Wheat-free Veggie Sushi Rolls
These Wheat-Free Veggie Sushi Rolls are a delicious and healthy alternative to traditional sushi, perfect for those with wheat allergies or sensitivities. Packed with fresh vegetables and wrapped in nori seaweed, these rolls are a great addition to any meal or as a light snack.
Ingredients
- 4 nori seaweed sheets
- 1 cucumber, julienned
- 1 carrot, julienned
- 1 avocado, sliced
- 1/2 red bell pepper, julienned
- 1 cup cooked sushi rice
- 2 tablespoons rice vinegar
- 1 tablespoon sugar
- 1/2 teaspoon salt
Instructions
- Prepare the sushi rice by mixing the rice vinegar, sugar, and salt into the cooked rice. Let it cool.
- Place a nori sheet on a bamboo sushi mat.
- Spread a thin layer of sushi rice over the nori, leaving a small border at the top.
- Arrange the julienned cucumber, carrot, red bell pepper, and avocado slices in the center of the rice.
- Roll the sushi tightly using the bamboo mat, sealing the edge with a little water.
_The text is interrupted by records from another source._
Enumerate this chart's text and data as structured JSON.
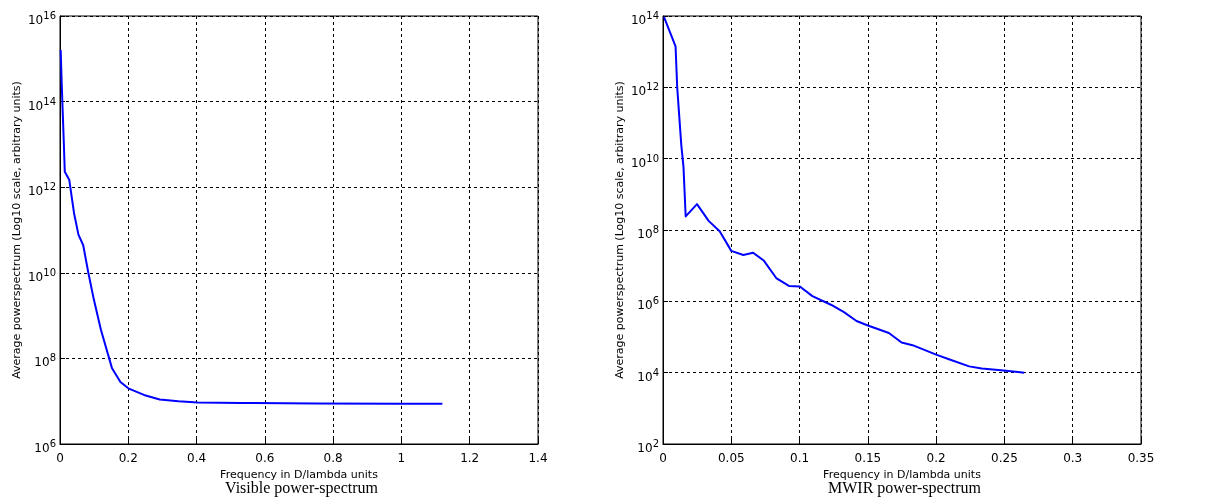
{
  "chart_data": [
    {
      "type": "line",
      "title": "Visible power-spectrum",
      "xlabel": "Frequency in D/lambda units",
      "ylabel": "Average powerspectrum (Log10 scale, arbitrary units)",
      "log": "y",
      "grid": true,
      "marker": "none",
      "line_style": "solid",
      "xlim": [
        0,
        1.4
      ],
      "xticks": [
        0,
        0.2,
        0.4,
        0.6,
        0.8,
        1,
        1.2,
        1.4
      ],
      "ylim": [
        1000000.0,
        1e+16
      ],
      "yticks": [
        {
          "value": 1000000.0,
          "label": "10$^{6}$"
        },
        {
          "value": 100000000.0,
          "label": "10$^{8}$"
        },
        {
          "value": 10000000000.0,
          "label": "10$^{10}$"
        },
        {
          "value": 1000000000000.0,
          "label": "10$^{12}$"
        },
        {
          "value": 100000000000000.0,
          "label": "10$^{14}$"
        },
        {
          "value": 1e+16,
          "label": "10$^{16}$"
        }
      ],
      "series": [
        {
          "color": "#0000ff",
          "x": [
            0.002,
            0.005,
            0.008,
            0.011,
            0.014,
            0.027,
            0.041,
            0.054,
            0.068,
            0.083,
            0.099,
            0.12,
            0.152,
            0.177,
            0.2,
            0.246,
            0.292,
            0.347,
            0.403,
            0.53,
            0.75,
            1.0,
            1.12
          ],
          "values": [
            1600000000000000.0,
            260000000000000.0,
            56000000000000.0,
            12000000000000.0,
            2300000000000.0,
            1500000000000.0,
            250000000000.0,
            78000000000.0,
            44000000000.0,
            10000000000.0,
            2400000000.0,
            460000000.0,
            60000000.0,
            28000000.0,
            20000000.0,
            14000000.0,
            11000000.0,
            10000000.0,
            9300000.0,
            9100000.0,
            8800000.0,
            8700000.0,
            8700000.0
          ]
        }
      ]
    },
    {
      "type": "line",
      "title": "MWIR power-spectrum",
      "xlabel": "Frequency in D/lambda units",
      "ylabel": "Average powerspectrum (Log10 scale, arbitrary units)",
      "log": "y",
      "grid": true,
      "marker": "none",
      "line_style": "solid",
      "xlim": [
        0,
        0.35
      ],
      "xticks": [
        0,
        0.05,
        0.1,
        0.15,
        0.2,
        0.25,
        0.3,
        0.35
      ],
      "ylim": [
        100.0,
        100000000000000.0
      ],
      "yticks": [
        {
          "value": 100.0,
          "label": "10$^{2}$"
        },
        {
          "value": 10000.0,
          "label": "10$^{4}$"
        },
        {
          "value": 1000000.0,
          "label": "10$^{6}$"
        },
        {
          "value": 100000000.0,
          "label": "10$^{8}$"
        },
        {
          "value": 10000000000.0,
          "label": "10$^{10}$"
        },
        {
          "value": 1000000000000.0,
          "label": "10$^{12}$"
        },
        {
          "value": 100000000000000.0,
          "label": "10$^{14}$"
        }
      ],
      "series": [
        {
          "color": "#0000ff",
          "x": [
            0.0007,
            0.0092,
            0.0104,
            0.0134,
            0.015,
            0.0166,
            0.0249,
            0.0334,
            0.0415,
            0.05,
            0.0588,
            0.066,
            0.0737,
            0.0829,
            0.0922,
            0.1002,
            0.1094,
            0.1233,
            0.1325,
            0.1417,
            0.15,
            0.1654,
            0.1747,
            0.1827,
            0.2,
            0.2104,
            0.2242,
            0.2334,
            0.2495,
            0.2645
          ],
          "values": [
            95000000000000.0,
            14000000000000.0,
            1000000000000.0,
            24000000000.0,
            5900000000.0,
            240000000.0,
            530000000.0,
            180000000.0,
            92000000.0,
            26000000.0,
            20000000.0,
            23000000.0,
            14000000.0,
            4500000.0,
            2700000.0,
            2600000.0,
            1400000.0,
            790000.0,
            500000.0,
            280000.0,
            210000.0,
            130000.0,
            70000.0,
            59000.0,
            32000.0,
            23000.0,
            15000.0,
            13000.0,
            11500.0,
            10000.0
          ]
        }
      ]
    }
  ]
}
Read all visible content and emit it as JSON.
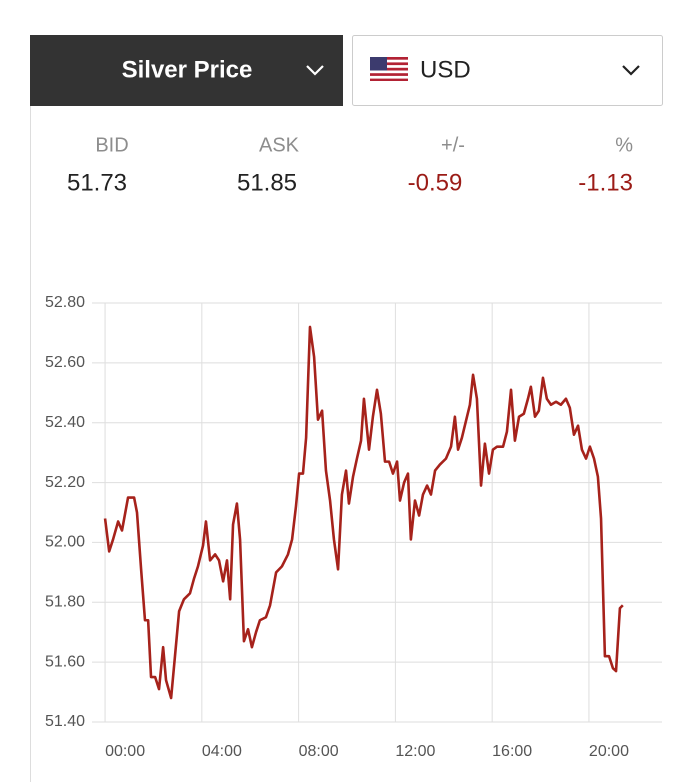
{
  "widget": {
    "selector": "Silver Price",
    "currency": "USD",
    "quote": {
      "labels": [
        "BID",
        "ASK",
        "+/-",
        "%"
      ],
      "values": [
        "51.73",
        "51.85",
        "-0.59",
        "-1.13"
      ]
    }
  },
  "chart_data": {
    "type": "line",
    "color": "#a6221b",
    "grid": true,
    "x": [
      0.0,
      0.17,
      0.33,
      0.54,
      0.7,
      0.95,
      1.2,
      1.32,
      1.49,
      1.65,
      1.78,
      1.9,
      2.07,
      2.23,
      2.4,
      2.52,
      2.73,
      2.89,
      3.06,
      3.26,
      3.51,
      3.68,
      3.84,
      4.05,
      4.17,
      4.34,
      4.55,
      4.71,
      4.88,
      5.04,
      5.17,
      5.29,
      5.45,
      5.58,
      5.74,
      5.91,
      6.07,
      6.24,
      6.4,
      6.65,
      6.82,
      7.07,
      7.31,
      7.56,
      7.73,
      7.89,
      8.02,
      8.18,
      8.31,
      8.47,
      8.64,
      8.8,
      8.97,
      9.13,
      9.3,
      9.46,
      9.63,
      9.79,
      9.96,
      10.08,
      10.25,
      10.41,
      10.58,
      10.7,
      10.91,
      11.07,
      11.24,
      11.4,
      11.57,
      11.74,
      11.9,
      12.07,
      12.19,
      12.36,
      12.52,
      12.64,
      12.81,
      12.98,
      13.14,
      13.31,
      13.47,
      13.64,
      13.84,
      14.09,
      14.3,
      14.46,
      14.59,
      14.75,
      14.96,
      15.08,
      15.21,
      15.37,
      15.54,
      15.7,
      15.87,
      16.03,
      16.2,
      16.45,
      16.61,
      16.78,
      16.94,
      17.11,
      17.31,
      17.48,
      17.6,
      17.77,
      17.93,
      18.1,
      18.26,
      18.43,
      18.64,
      18.84,
      19.05,
      19.21,
      19.38,
      19.55,
      19.71,
      19.88,
      20.04,
      20.21,
      20.37,
      20.5,
      20.66,
      20.83,
      20.99,
      21.12,
      21.28,
      21.4
    ],
    "values": [
      52.08,
      51.97,
      52.01,
      52.07,
      52.04,
      52.15,
      52.15,
      52.1,
      51.91,
      51.74,
      51.74,
      51.55,
      51.55,
      51.51,
      51.65,
      51.54,
      51.48,
      51.62,
      51.77,
      51.81,
      51.83,
      51.88,
      51.92,
      51.99,
      52.07,
      51.94,
      51.96,
      51.94,
      51.87,
      51.94,
      51.81,
      52.06,
      52.13,
      52.01,
      51.67,
      51.71,
      51.65,
      51.7,
      51.74,
      51.75,
      51.79,
      51.9,
      51.92,
      51.96,
      52.01,
      52.12,
      52.23,
      52.23,
      52.35,
      52.72,
      52.62,
      52.41,
      52.44,
      52.24,
      52.14,
      52.01,
      51.91,
      52.16,
      52.24,
      52.13,
      52.22,
      52.28,
      52.34,
      52.48,
      52.31,
      52.42,
      52.51,
      52.43,
      52.27,
      52.27,
      52.23,
      52.27,
      52.14,
      52.2,
      52.23,
      52.01,
      52.14,
      52.09,
      52.16,
      52.19,
      52.16,
      52.24,
      52.26,
      52.28,
      52.32,
      52.42,
      52.31,
      52.35,
      52.42,
      52.46,
      52.56,
      52.48,
      52.19,
      52.33,
      52.23,
      52.31,
      52.32,
      52.32,
      52.37,
      52.51,
      52.34,
      52.42,
      52.43,
      52.48,
      52.52,
      52.42,
      52.44,
      52.55,
      52.48,
      52.46,
      52.47,
      52.46,
      52.48,
      52.45,
      52.36,
      52.39,
      52.31,
      52.28,
      52.32,
      52.28,
      52.22,
      52.08,
      51.62,
      51.62,
      51.58,
      51.57,
      51.78,
      51.79
    ],
    "xlim": [
      -0.54,
      23.02
    ],
    "xticks": [
      {
        "value": 0,
        "label": "00:00"
      },
      {
        "value": 4,
        "label": "04:00"
      },
      {
        "value": 8,
        "label": "08:00"
      },
      {
        "value": 12,
        "label": "12:00"
      },
      {
        "value": 16,
        "label": "16:00"
      },
      {
        "value": 20,
        "label": "20:00"
      }
    ],
    "ylim": [
      51.4,
      52.8
    ],
    "yticks": [
      {
        "value": 52.8,
        "label": "52.80"
      },
      {
        "value": 52.6,
        "label": "52.60"
      },
      {
        "value": 52.4,
        "label": "52.40"
      },
      {
        "value": 52.2,
        "label": "52.20"
      },
      {
        "value": 52,
        "label": "52.00"
      },
      {
        "value": 51.8,
        "label": "51.80"
      },
      {
        "value": 51.6,
        "label": "51.60"
      },
      {
        "value": 51.4,
        "label": "51.40"
      }
    ]
  }
}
- Repeat with the remaining ingredients.
- Slice the rolls into bite-sized pieces and serve with soy sauce and pickled ginger.
Cooking & Preparation
- Preparation time:
- 20 minutes
- Cooking time:
- 0 minutes
- Total time:
- 20 minutes
- Cooking method
- No cooking required
Nutritional facts per 1 serving
- Calories
- 150 per serving
- Carbohydrates
- 30g
- Protein
- 5g
- Fat
- 2g
Supplies
Bamboo sushi mat
Tools
Sharp knife
Serving suggestions
Serve the Wheat-Free Veggie Sushi Rolls with a side of miso soup and a green salad for a complete and satisfying meal.
Tips & tricks
For best results, use a sharp knife to slice the sushi rolls and wet the blade between cuts to prevent sticking.